Questo articolo mi ha fatto pensare, ed ho pensato di proporlo, anche se non è direttamente attinente con la biologia marina...
Ciao
Francesco
Il commento di Ed Ayres, direttore del World Watch: La scienza secondo Bush
Le "correzioni" fatte al rapporto dell'Epa sui cambiamenti climatici non sono il primo esempio della censura scientifica operata dall'amministrazione Bush. Lo spiega una voce autorevole dell'ambientalismo americano
Si pensa in genere che la tecnologia possa essere usata per buoni propositi e che, in certi casi, si abusi della sua efficacia. Ma sempre, comunque, siamo portati a ritenere che la scienza su cui la tecnologia si basa sia incorruttibile. Le pressioni politiche possono incidere sulla tecnologia, non sulla scienza. O per lo meno, questo era ciò che ci veniva insegnato dai nostri insegnanti di scienze. L'attuale presidente degli Stati Uniti, però, sembra non aver prestato attenzione alle lezioni di quegli insegnanti e ora ritiene che le scoperte degli scienziati, se non sono utili politicamente, possano essere modificate dal potere esecutivo.
Su diversi problemi l'amministrazione Bush ha infatti cercato di alterare le scoperte scientifiche, o di negarle. Quando un cartografo del ministero degli Interni Usa ha pubblicato su un sito web un documento che spiegava che il proposito del governo di cercare il petrolio nel National wildlife refuge dell'Antartico avrebbe distrutto i territori dove partoriscono i caribu, il cartografo è stato licenziato e la mappa rimossa dal sito. Quando un comitato di esperti della Food and Drug Administration statunitense hanno prodotto una ricerca basata su test genetici i cui risultati erano poco graditi dal governo, questo ha sciolto il comitato prima che fosse pronto un rapporto conclusivo. Quando un team del ministero della Salute e degli affari sociali ha diffuso dati poco graditi alla destra cristiana, il team è stato sciolto. In un altro gruppo dello stesso ministero che ha iniziato a raccogliere prove inquietanti sull'effetto dei prodotti chimici sulla salute umana, 15 dei 18 membri sono stati sostituiti.
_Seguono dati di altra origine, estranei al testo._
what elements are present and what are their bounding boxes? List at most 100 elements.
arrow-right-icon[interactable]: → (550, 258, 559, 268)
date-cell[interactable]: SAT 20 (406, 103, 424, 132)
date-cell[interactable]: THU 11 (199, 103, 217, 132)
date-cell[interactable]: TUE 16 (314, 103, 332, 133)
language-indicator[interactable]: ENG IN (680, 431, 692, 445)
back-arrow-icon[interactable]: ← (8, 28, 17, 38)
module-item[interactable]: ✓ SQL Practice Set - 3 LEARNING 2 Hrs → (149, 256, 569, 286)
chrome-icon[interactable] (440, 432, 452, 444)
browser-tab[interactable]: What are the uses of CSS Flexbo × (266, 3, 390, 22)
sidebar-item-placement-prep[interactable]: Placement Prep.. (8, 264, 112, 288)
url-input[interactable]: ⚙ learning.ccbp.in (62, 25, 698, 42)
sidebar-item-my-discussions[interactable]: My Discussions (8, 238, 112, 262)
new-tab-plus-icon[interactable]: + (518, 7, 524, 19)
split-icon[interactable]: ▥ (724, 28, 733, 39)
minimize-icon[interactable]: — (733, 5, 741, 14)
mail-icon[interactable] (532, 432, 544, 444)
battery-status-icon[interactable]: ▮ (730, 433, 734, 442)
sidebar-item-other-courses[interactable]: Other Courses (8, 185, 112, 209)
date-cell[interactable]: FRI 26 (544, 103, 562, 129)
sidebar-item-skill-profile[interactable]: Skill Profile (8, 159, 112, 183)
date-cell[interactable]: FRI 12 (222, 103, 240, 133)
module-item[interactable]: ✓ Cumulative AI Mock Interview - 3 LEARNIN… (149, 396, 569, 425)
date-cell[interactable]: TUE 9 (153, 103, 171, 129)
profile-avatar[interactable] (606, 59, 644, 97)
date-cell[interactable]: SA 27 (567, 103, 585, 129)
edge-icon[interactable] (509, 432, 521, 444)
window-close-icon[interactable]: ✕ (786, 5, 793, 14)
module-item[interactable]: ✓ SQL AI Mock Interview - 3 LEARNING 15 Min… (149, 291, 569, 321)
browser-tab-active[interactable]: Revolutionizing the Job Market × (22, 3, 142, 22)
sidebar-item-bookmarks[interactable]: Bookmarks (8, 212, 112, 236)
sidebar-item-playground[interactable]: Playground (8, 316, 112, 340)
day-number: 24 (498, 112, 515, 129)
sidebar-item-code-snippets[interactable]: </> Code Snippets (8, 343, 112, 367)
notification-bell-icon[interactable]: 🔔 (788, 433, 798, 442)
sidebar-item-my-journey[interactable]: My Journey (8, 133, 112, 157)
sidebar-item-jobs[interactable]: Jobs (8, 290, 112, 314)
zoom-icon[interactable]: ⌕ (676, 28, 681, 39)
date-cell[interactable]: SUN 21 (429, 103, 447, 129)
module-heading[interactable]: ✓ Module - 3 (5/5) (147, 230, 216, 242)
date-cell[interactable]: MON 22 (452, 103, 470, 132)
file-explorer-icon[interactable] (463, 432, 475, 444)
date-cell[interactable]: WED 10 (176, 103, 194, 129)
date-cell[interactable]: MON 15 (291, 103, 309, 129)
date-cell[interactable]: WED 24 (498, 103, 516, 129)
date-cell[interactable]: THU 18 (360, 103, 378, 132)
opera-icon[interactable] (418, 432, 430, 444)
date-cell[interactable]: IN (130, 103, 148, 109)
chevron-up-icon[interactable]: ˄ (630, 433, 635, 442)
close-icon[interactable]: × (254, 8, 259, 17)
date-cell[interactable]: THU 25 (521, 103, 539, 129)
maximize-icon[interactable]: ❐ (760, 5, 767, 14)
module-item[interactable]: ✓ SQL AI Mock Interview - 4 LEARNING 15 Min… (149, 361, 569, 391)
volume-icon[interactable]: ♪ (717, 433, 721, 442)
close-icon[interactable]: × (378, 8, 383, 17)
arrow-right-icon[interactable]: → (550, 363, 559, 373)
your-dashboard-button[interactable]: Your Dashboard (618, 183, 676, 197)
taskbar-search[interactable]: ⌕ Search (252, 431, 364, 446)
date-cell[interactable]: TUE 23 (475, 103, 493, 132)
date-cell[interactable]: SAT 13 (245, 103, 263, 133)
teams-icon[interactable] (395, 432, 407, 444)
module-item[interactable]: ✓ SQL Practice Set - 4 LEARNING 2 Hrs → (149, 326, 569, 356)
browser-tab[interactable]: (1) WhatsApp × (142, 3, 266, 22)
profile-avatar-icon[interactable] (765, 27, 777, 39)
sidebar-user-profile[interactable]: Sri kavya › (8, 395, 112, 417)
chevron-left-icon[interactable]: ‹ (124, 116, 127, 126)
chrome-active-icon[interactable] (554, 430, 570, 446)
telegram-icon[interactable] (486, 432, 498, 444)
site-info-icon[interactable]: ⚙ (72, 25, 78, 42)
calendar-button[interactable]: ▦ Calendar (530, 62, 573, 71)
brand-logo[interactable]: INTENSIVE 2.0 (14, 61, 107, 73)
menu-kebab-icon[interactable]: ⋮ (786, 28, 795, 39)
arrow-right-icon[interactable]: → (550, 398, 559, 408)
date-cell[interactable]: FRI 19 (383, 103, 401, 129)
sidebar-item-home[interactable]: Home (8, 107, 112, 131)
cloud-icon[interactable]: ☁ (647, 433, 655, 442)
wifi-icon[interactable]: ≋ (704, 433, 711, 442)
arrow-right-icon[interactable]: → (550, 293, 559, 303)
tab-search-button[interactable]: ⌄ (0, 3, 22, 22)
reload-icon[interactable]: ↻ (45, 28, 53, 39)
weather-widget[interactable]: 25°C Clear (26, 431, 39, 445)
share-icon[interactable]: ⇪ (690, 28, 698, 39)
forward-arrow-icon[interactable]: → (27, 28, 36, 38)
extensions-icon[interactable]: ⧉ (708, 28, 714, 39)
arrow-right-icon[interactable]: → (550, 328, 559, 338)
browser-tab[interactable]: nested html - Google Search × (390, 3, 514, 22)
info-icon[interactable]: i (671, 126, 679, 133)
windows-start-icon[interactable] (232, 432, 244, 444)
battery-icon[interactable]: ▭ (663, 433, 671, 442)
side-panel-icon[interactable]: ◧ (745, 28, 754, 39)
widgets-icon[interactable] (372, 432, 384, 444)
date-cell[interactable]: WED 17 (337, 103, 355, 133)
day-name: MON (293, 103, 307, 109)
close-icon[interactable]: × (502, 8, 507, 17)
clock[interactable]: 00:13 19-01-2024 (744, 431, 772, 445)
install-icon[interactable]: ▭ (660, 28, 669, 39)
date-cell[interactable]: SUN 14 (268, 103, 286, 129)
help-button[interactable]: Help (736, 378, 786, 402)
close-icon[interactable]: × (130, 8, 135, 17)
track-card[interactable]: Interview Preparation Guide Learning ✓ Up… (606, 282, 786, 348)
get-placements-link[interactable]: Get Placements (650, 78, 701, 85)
Ma è nel campo dei cambiamenti climatici che Bush è stato più risoluto nella negazione della scienza. I climatologi hanno iniziato a presentare prove scientifiche sul riscaldamento globale già dal 1990. Prestigiosi e riconosciuti scienziati di più di cento nazioni, sotto l?egida dell?Intergovernmental panel on climate change (Ipcc) dell'Onu, hanno presentato una notevole quantità di prove del riscaldamento in atto e delle cause umane che lo provocano. Le industrie del petrolio e del carbone, che hanno dato un notevole contributo nel piazzare Bush e Cheney alla Casa Bianca, si sono opposte con una campagna propagandistica a queste prove, inizialmente sostenendo che non erano abbastanza forti da dimostrare che un riscaldamento si stava effettivamente verificando. In seguito, quando le prove del riscaldamento in atto divennero troppe, si concentrarono sul fatto che non era certo che il riscaldamento dipendesse da cause umane. E durante la propria campagna presidenziale, Bush ha ripetuto in molte occasioni la versione dell?industria sulle prove "incerte" del riscaldamento e che dunque, a causa dell?incertezza, il governo non avrebbe intrapreso nessun intervento.
Eppure, quando nel 2002 Bush iniziò ad affermare che gli Usa dovevano urgentemente attaccare l'Iraq perché Saddam Hussein rappresentava una minaccia mortale, e i giornalisti statunitensi chiesero quale fosse la prova di questa minaccia, il presidente non fu in grado di presentare alcuna prova. E, cosa ancor più grave, non si dimostrò imbarazzato di non poterne presentare. Insomma, l'uomo per il quale le numerose prove scientifiche sul riscaldamento globale prodotte da 10 anni di assiduo lavoro di ricerca erano ancora troppo "incerte" per richiedere un intervento, non era minimamente in dubbio sull'incertezza, sicuramente assai maggiore, che l'Iraq stesse preparandosi ad attaccare gli Stati Uniti.
Quando le prove dipendono dai desideri di qualcuno non esistono più verità oggettive, e comincia a perdersi anche il senso della responsabilità.